Chamber presents to Council on high business taxes

by Colin Smith

Morinville businesses are paying $368,681 more in property tax this year than in 2018 according to the Chamber of Commerce, which is calling for a re-examination of business taxation.

Morinville and District Chamber of Commerce made a presentation outlining its concerns to Town Council at its October 15 Committee Of The Whole meeting. The Chamber also submitted an issue statement signed by more than 40 business operators.

In 2019 Morinville adopted a split mill rate for non-residential property, so that commercial and industrial property owners pay at a higher rate than residential property owners. For a number of years Morinville had taxed both at the same rate, and in 2018 was the major only municipality in Alberta to do so.

The rate for 2019 was set at 1:1.1, so that businesses are paying 1.1 times the tax of homeowners. That rate is set to rise to 1:1.2 in 2020, and subsequently each year until 2023 when it will be 1:1.5.

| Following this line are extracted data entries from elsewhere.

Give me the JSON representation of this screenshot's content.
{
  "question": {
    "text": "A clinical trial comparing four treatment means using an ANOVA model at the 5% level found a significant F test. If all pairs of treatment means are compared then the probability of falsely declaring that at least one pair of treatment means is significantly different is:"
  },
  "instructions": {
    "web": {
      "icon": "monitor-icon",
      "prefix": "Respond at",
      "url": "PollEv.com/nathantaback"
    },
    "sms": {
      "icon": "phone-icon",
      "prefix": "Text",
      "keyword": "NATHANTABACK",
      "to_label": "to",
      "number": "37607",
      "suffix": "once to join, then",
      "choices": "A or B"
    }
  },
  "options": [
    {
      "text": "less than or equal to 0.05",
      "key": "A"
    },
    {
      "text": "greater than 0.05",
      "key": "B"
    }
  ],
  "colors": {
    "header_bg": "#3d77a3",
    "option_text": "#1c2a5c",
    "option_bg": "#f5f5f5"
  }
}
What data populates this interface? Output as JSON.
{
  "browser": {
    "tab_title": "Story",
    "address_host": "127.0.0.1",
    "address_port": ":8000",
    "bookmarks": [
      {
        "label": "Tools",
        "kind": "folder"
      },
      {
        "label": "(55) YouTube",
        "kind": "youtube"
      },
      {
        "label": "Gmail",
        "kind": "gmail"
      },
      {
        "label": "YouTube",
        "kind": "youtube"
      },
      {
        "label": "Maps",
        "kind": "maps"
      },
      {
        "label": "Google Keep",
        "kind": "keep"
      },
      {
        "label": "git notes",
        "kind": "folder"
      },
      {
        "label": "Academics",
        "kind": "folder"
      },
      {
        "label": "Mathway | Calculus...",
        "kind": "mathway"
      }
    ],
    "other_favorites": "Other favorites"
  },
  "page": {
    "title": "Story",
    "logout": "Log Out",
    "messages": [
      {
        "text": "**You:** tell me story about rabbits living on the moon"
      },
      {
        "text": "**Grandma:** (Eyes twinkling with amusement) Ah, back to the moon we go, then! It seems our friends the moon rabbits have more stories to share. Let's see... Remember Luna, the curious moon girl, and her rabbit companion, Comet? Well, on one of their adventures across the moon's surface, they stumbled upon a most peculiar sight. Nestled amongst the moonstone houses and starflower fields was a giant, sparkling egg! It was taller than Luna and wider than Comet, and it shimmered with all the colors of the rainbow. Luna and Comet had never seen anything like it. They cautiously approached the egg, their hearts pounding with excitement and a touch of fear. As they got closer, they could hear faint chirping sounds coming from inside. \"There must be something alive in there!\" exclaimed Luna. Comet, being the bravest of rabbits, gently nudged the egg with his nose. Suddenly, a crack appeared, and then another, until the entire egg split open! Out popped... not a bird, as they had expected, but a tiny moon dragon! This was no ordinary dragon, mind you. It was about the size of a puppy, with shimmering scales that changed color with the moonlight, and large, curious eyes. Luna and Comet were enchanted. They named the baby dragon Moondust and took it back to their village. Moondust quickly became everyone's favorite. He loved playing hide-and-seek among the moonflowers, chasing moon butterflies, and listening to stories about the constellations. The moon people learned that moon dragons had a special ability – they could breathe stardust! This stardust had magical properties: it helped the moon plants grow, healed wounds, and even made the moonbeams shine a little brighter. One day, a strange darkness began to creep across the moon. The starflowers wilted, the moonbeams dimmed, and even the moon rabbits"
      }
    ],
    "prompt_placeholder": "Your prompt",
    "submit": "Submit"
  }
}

In 2019, non-residential assessment value increased by 17.52 per cent, a major change from the 2.05 per cent decrease in 2018. The residential assessment value fell by 1.53 in 2019.

The combined result was a 35.71 per cent increase in the amount of non-residential tax owing.

In its submission, the Chamber called on the Town of Morinville to rethink the application of split mill rates and undertake consultations with the business community to review property tax policy.

One recommendation it puts forward is capping total non-residential municipal tax changes at 14 per cent annually.

The Chamber is also seeking a review of the procedures for calculating assessment values and changes to the process so that Council can make use of assessment information in a timely manner. It would also like to see non-residential property tax based on a four-year average of assessments, to protect businesses from large increases based on annual assessments.

Another recommendation is to generate more tax revenue by prioritizing investment attraction and new business development rather than through the split mill rate.

The move to a split mill rate is in line with a Long Term Tax Strategy for the Town developed by the Administration last year and approved by Council.

The rationale for the policy change was that charging the same mill rate for both classes of property is out of line with other Alberta municipalities, which generally charge a considerably higher rate for non-residential.

According to a strategy planning document, splitting the rates, resulting in higher tax payments for non-residential property owners, will help ensure that Morinville’s finances are sustainable and that challenges such as inflation growth, service demands and the cost of the multipurpose recreation facility project can be met.

Statistics contained in a recent report on Alberta’s tax rates by the Canadian Federation of Independent Business (CFIB) show that in 2018 Morinville was the only municipality with a population of more than 5,000 that taxed residential and non-residential property at the same rate.

The province-wide differential averages out to 1:2.49, while for the 13 Capital Region municipalities the average is 1:1.76.